In other words, a substance, on the post-Cappadocian reading, is the common property of a class, be it divinity or humanity. The problem, as Severus sees it, is to form a particular hypostasis from two common universals. For, the common class of humanity would include all humans! Even worse, the whole Trinity would have assumed all of humanity!

Rather, following Gregory of Nazianzus, the whole Trinity “is above substance and above nature, and is not subject to these designations” (Allen, Severus of Antioch 85). Because substance is capable of division, we do not use substance (as such) to refer to the Trinity. The two “natures” are not “substances,” for they do not hold together many hypostases (87). Furthermore, because the two are not “substances,” divinity and humanity cannot create a new tertium quid (91).
 
This is an "old" JMac controversy. The Bob Jones U fundamentalist crowd keep it stirred up. This might help with a bit of context: https://sharperiron.org/article/macarthur-and-blood-controversy. (Isn't it rich that MacArthur, a dispensationalist, complains his critics are "too literal.") I got asked about it from time to time by baptists from the church where I grew up who want to know why "Y'all Calvinists like Johnny Mac deny the blood of Christ?" This thread will thankfully help me to be much more articulate if I ever have to try to explain it again.
 
This is an "old" JMac controversy. The Bob Jones U fundamentalist crowd keep it stirred up. This might help with a bit of context: https://sharperiron.org/article/macarthur-and-blood-controversy. (Isn't it rich that MacArthur, a dispensationalist, complains his critics are "too literal.") I got asked about it from time to time by baptists from the church where I grew up who want to know why "Y'all Calvinists like Johnny Mac deny the blood of Christ?" This thread will thankfully help me to be much more articulate if I ever have to try to explain it again.
I think they're related but not exactly the same. I believe, the issue MacArthur was addressing was whether or not the literal shedding of blood is what accomplished our redemption or was it just the death of Christ on the cross. In the process of addressing that issue, he then goes on to make his quasi (or full-fledged) Nestorian comments about Christ's blood not being the blood of God.

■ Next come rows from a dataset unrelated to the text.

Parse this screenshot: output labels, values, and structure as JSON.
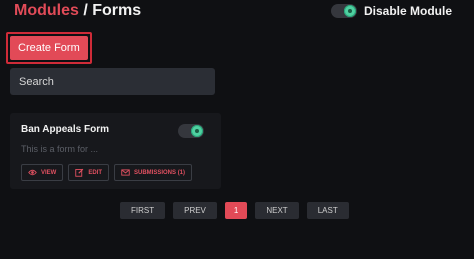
{
  "header": {
    "section": "Modules",
    "separator": "/",
    "title": "Forms"
  },
  "module_toggle": {
    "label": "Disable Module",
    "on": true
  },
  "create_button": {
    "label": "Create Form"
  },
  "search": {
    "placeholder": "Search"
  },
  "form_card": {
    "title": "Ban Appeals Form",
    "description": "This is a form for ...",
    "enabled": true,
    "actions": [
      {
        "label": "VIEW",
        "icon": "eye-icon"
      },
      {
        "label": "EDIT",
        "icon": "edit-icon"
      },
      {
        "label": "SUBMISSIONS (1)",
        "icon": "envelope-icon"
      }
    ]
  },
  "pagination": {
    "first": "FIRST",
    "prev": "PREV",
    "current": "1",
    "next": "NEXT",
    "last": "LAST"
  },
  "colors": {
    "accent": "#e24a57",
    "toggle_on": "#4fd1a1",
    "background": "#0f1013"
  }
}
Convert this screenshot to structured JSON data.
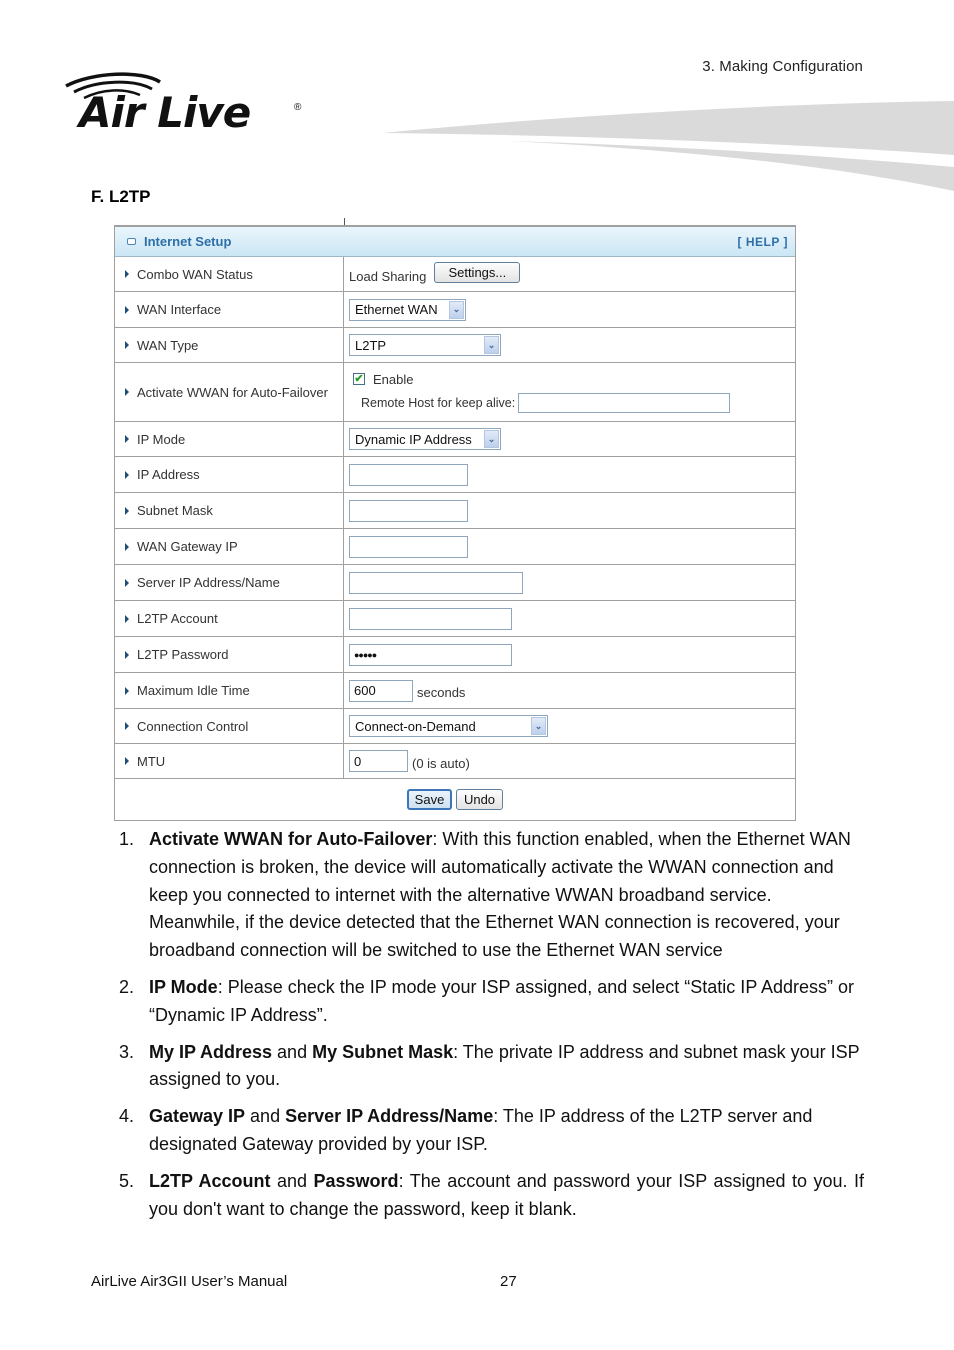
{
  "header": {
    "chapter": "3. Making Configuration",
    "logo_text": "Air Live",
    "logo_mark": "®"
  },
  "section_heading": "F. L2TP",
  "panel": {
    "title": "Internet Setup",
    "help_label": "[ HELP ]",
    "rows": {
      "combo_wan_status": {
        "label": "Combo WAN Status",
        "value": "Load Sharing",
        "button": "Settings..."
      },
      "wan_interface": {
        "label": "WAN Interface",
        "selected": "Ethernet WAN"
      },
      "wan_type": {
        "label": "WAN Type",
        "selected": "L2TP"
      },
      "activate_wwan": {
        "label": "Activate WWAN for Auto-Failover",
        "checkbox_label": "Enable",
        "checked": true,
        "check_glyph": "✔",
        "remote_host_label": "Remote Host for keep alive:",
        "remote_host_value": ""
      },
      "ip_mode": {
        "label": "IP Mode",
        "selected": "Dynamic IP Address"
      },
      "ip_address": {
        "label": "IP Address",
        "value": ""
      },
      "subnet_mask": {
        "label": "Subnet Mask",
        "value": ""
      },
      "wan_gateway_ip": {
        "label": "WAN Gateway IP",
        "value": ""
      },
      "server_ip": {
        "label": "Server IP Address/Name",
        "value": ""
      },
      "l2tp_account": {
        "label": "L2TP Account",
        "value": ""
      },
      "l2tp_password": {
        "label": "L2TP Password",
        "value": "●●●●●"
      },
      "max_idle_time": {
        "label": "Maximum Idle Time",
        "value": "600",
        "unit": "seconds"
      },
      "connection_control": {
        "label": "Connection Control",
        "selected": "Connect-on-Demand"
      },
      "mtu": {
        "label": "MTU",
        "value": "0",
        "hint": "(0 is auto)"
      }
    },
    "chevron_glyph": "⌄",
    "save_label": "Save",
    "undo_label": "Undo"
  },
  "notes": [
    {
      "num": "1.",
      "bold1": "Activate WWAN for Auto-Failover",
      "mid": "",
      "bold2": "",
      "text": ": With this function enabled, when the Ethernet WAN connection is broken, the device will automatically activate the WWAN connection and keep you connected to internet with the alternative WWAN broadband service. Meanwhile, if the device detected that the Ethernet WAN connection is recovered, your broadband connection will be switched to use the Ethernet WAN service"
    },
    {
      "num": "2.",
      "bold1": "IP Mode",
      "mid": "",
      "bold2": "",
      "text": ": Please check the IP mode your ISP assigned, and select “Static IP Address” or “Dynamic IP Address”."
    },
    {
      "num": "3.",
      "bold1": "My IP Address",
      "mid": " and ",
      "bold2": "My Subnet Mask",
      "text": ": The private IP address and subnet mask your ISP assigned to you."
    },
    {
      "num": "4.",
      "bold1": "Gateway IP",
      "mid": " and ",
      "bold2": "Server IP Address/Name",
      "text": ": The IP address of the L2TP server and designated Gateway provided by your ISP."
    },
    {
      "num": "5.",
      "bold1": "L2TP Account",
      "mid": " and ",
      "bold2": "Password",
      "text": ": The account and password your ISP assigned to you. If you don't want to change the password, keep it blank."
    }
  ],
  "footer": {
    "manual_title": "AirLive Air3GII User’s Manual",
    "page_number": "27"
  }
}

Funny how trying to apparently address someone's faulty theology can expose your own faulty theology (at worst, or bad wording, at best).
MacArthur really doesn't like the term Theotokos though (cf. this sermon transcript). From the link:
In fact, Roman Catholics refer to her as Theotokos, God-bearer. They say she gave birth to God and thus is to be elevated and adored. She gave birth to God. That is a terrible misconception. She gave birth to Jesus in his humanity. She did not give birth to God. God was never born.

I get not wanting to endorse mariolatry but one can take it too far and go into other errors (Nestorianism, in this case). No Catholic thinks that Mary gave birth to God in His divinity. No RC or EO thinks thank Mary is the mother of God the Father and Holy Spirit or that she is existed before the triune God. To say they think that makes us Protestants look unlearned. Mary is the mother of God. To say that she did not give birth to God is a worse "misconception" than to say she did because Jesus is God. To deny the theology behind "theotokos" is to make light of the incarnation. As has been said, "God in the womb, God in the tomb"!